Opinión | Paso a paso
Navidad vacua
Al caer las primeras luces del adviento, nos vemos rodeados por un desfile de artificios que, bajo el pretexto de celebrar lo sacro, se aprestan a entronizar lo vano. Como un eco desvaído de aquel espíritu que antaño elevaba los corazones hacia un horizonte trascendente, la Navidad se ha transfigurado en un escaparate donde el oropel y la histeria consumista reemplazan la humilde espera del Redentor. Somos los nuevos faunos de una Saturnalia de plástico, donde la gloria del misterio se trueca en la profanación del sentido.
Si alguna vez el Nacimiento fue símbolo del eterno retorno de la esperanza —esa chispa que incendia incluso las noches más gélidas del alma humana—, hoy languidece bajo las luces led de una impostura globalizada. Los villancicos, antaño cantos jubilosos que fundían la alabanza con la ternura, se disuelven ahora en jingles comerciales, meros preludios a un frenesí de compras tan voraz como vacío. ¿Qué hemos hecho, cabe preguntarse, con la estrella que guiaba a los magos de Oriente? ¿La hemos trocado por un logotipo luminoso que nos persuade de que la felicidad es adquirible con tarjeta de crédito?

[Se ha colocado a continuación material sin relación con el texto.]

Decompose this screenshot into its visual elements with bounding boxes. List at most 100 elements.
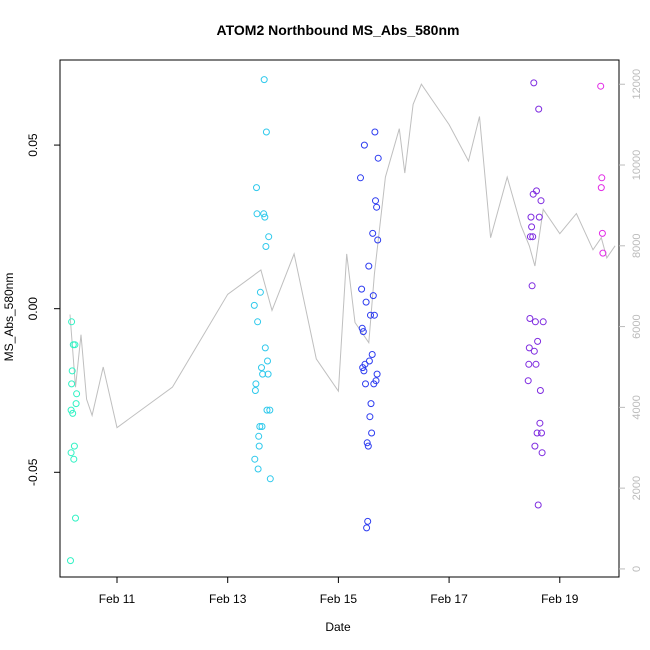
data-point bbox=[535, 213, 543, 221]
data-point bbox=[535, 105, 543, 113]
y2-tick-label: 4000 bbox=[631, 395, 643, 419]
data-point bbox=[374, 236, 382, 244]
data-point bbox=[256, 288, 264, 296]
x-tick-label: Feb 19 bbox=[541, 592, 579, 606]
data-point bbox=[365, 262, 373, 270]
data-point bbox=[361, 360, 369, 368]
data-point bbox=[365, 357, 373, 365]
data-point bbox=[255, 442, 263, 450]
data-point bbox=[371, 128, 379, 136]
data-point bbox=[253, 184, 260, 192]
data-point bbox=[363, 524, 371, 532]
data-point bbox=[525, 344, 533, 352]
data-point bbox=[260, 210, 268, 218]
data-point bbox=[525, 360, 533, 368]
data-point bbox=[599, 249, 607, 257]
data-point bbox=[358, 324, 366, 332]
data-point bbox=[528, 223, 536, 231]
secondary-line-layer bbox=[69, 83, 616, 429]
data-point bbox=[70, 442, 78, 450]
data-point bbox=[73, 390, 81, 398]
data-point bbox=[363, 439, 371, 447]
data-point bbox=[598, 174, 606, 182]
data-point bbox=[261, 344, 269, 352]
data-point bbox=[251, 455, 259, 463]
data-point bbox=[252, 380, 260, 388]
data-point bbox=[531, 318, 539, 326]
data-point bbox=[258, 364, 265, 372]
data-point bbox=[262, 128, 270, 136]
data-point bbox=[266, 475, 274, 483]
data-point bbox=[67, 406, 75, 414]
secondary-series-line bbox=[69, 83, 616, 429]
y2-tick-label: 2000 bbox=[631, 476, 643, 500]
data-point bbox=[536, 419, 544, 427]
points-layer bbox=[67, 76, 607, 565]
data-point bbox=[266, 406, 274, 414]
data-point bbox=[537, 197, 545, 205]
data-point bbox=[68, 367, 76, 375]
data-point bbox=[534, 337, 542, 345]
data-point bbox=[524, 377, 532, 385]
y-tick-label: 0.05 bbox=[26, 133, 40, 157]
secondary-y-axis: 0 2000 4000 6000 8000 10000 12000 bbox=[619, 69, 643, 572]
data-point bbox=[264, 370, 272, 378]
data-point bbox=[357, 174, 364, 182]
data-point bbox=[67, 557, 74, 565]
data-point bbox=[531, 442, 539, 450]
data-point bbox=[367, 400, 375, 408]
data-point bbox=[69, 409, 77, 417]
data-point bbox=[67, 449, 75, 457]
data-point bbox=[362, 380, 369, 388]
data-point bbox=[364, 517, 372, 525]
data-point bbox=[251, 387, 259, 394]
data-point bbox=[254, 318, 262, 326]
y-tick-label: 0.00 bbox=[26, 297, 40, 321]
data-point bbox=[250, 301, 258, 309]
data-point bbox=[539, 318, 547, 326]
data-point bbox=[254, 465, 262, 473]
data-point bbox=[527, 213, 535, 221]
data-point bbox=[530, 79, 538, 87]
chart-title: ATOM2 Northbound MS_Abs_580nm bbox=[217, 22, 460, 38]
data-point bbox=[530, 347, 538, 355]
data-point bbox=[360, 367, 368, 375]
y2-tick-label: 6000 bbox=[631, 314, 643, 338]
y-tick-label: -0.05 bbox=[26, 458, 40, 486]
x-axis: Feb 11 Feb 13 Feb 15 Feb 17 Feb 19 bbox=[99, 577, 579, 606]
data-point bbox=[72, 514, 79, 522]
data-point bbox=[362, 298, 370, 306]
x-tick-label: Feb 17 bbox=[430, 592, 468, 606]
x-tick-label: Feb 11 bbox=[99, 592, 136, 606]
data-point bbox=[261, 213, 269, 221]
data-point bbox=[373, 370, 381, 378]
data-point bbox=[262, 243, 270, 250]
data-point bbox=[526, 315, 534, 322]
data-point bbox=[255, 432, 263, 440]
data-point bbox=[253, 210, 261, 218]
data-point bbox=[256, 423, 264, 430]
data-point bbox=[597, 82, 605, 90]
data-point bbox=[68, 318, 76, 326]
data-point bbox=[532, 360, 540, 368]
data-point bbox=[526, 233, 534, 241]
data-point bbox=[72, 400, 80, 408]
x-tick-label: Feb 13 bbox=[209, 592, 247, 606]
data-point bbox=[370, 311, 378, 319]
data-point bbox=[364, 442, 372, 450]
data-point bbox=[598, 229, 606, 237]
data-point bbox=[368, 351, 376, 358]
data-point bbox=[367, 311, 374, 319]
data-point bbox=[528, 282, 536, 290]
data-point bbox=[358, 285, 366, 293]
data-point bbox=[369, 229, 377, 237]
y2-tick-label: 0 bbox=[631, 566, 643, 572]
y-axis: -0.05 0.00 0.05 bbox=[26, 133, 60, 486]
data-point bbox=[359, 328, 367, 336]
data-point bbox=[529, 233, 537, 241]
data-point bbox=[263, 406, 271, 414]
data-point bbox=[533, 187, 540, 195]
data-point bbox=[360, 141, 368, 149]
data-point bbox=[372, 377, 380, 385]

Detrás de esta mascarada, subyace un drama existencial que bien podría haber inspirado a un Sófocles de nuestro tiempo: la desconexión del hombre contemporáneo con sus raíces espirituales. Así como Edipo, cegado por su hybris, se precipita hacia su ruina, nosotros —huérfanos de significado— hemos olvidado que la Navidad, antes que un espectáculo, es una epifanía: un encuentro con lo sagrado que interpela a nuestra condición finita. Pero en nuestra prisa por vaciarla de todo contenido que no sea el rentable, hemos erigido un becerro de oro navideño, hueco en su interior pero envuelto en un brillo embaucador.
La ironía, cruel e implacable, radica en que el desenfreno consumista que ahora encarna la Navidad no nos conduce al júbilo sino al hastío. Como el Sísifo de Camus, empujamos cuesta arriba un cargamento de regalos que, al llegar al pie del árbol, se desmoronan en un sinsentido. Y en esta repetición absurda, nos vemos condenados a olvidar, año tras año, que la Navidad no es un cúmulo de cosas, sino un estado del alma: un despojarse de las cargas del ego para abrazar el misterio de un Dios hecho niño.
Quizás todavía haya tiempo para redimirnos de esta orgía de frivolidades. Tal vez, como el Scrooge de Dickens, podamos vislumbrar en la agonía del presente un futuro distinto, donde la Navidad recobre su luz primigenia. Pero para ello, es preciso que miremos más allá de los escaparates, más allá de las pantallas. Que volvamos la mirada hacia dentro, donde aún palpita, aunque debilitada, aquella llama que enciende el milagro. ¿Seremos capaces de avivarla, o dejaremos que se extinga bajo el peso de nuestra indiferencia?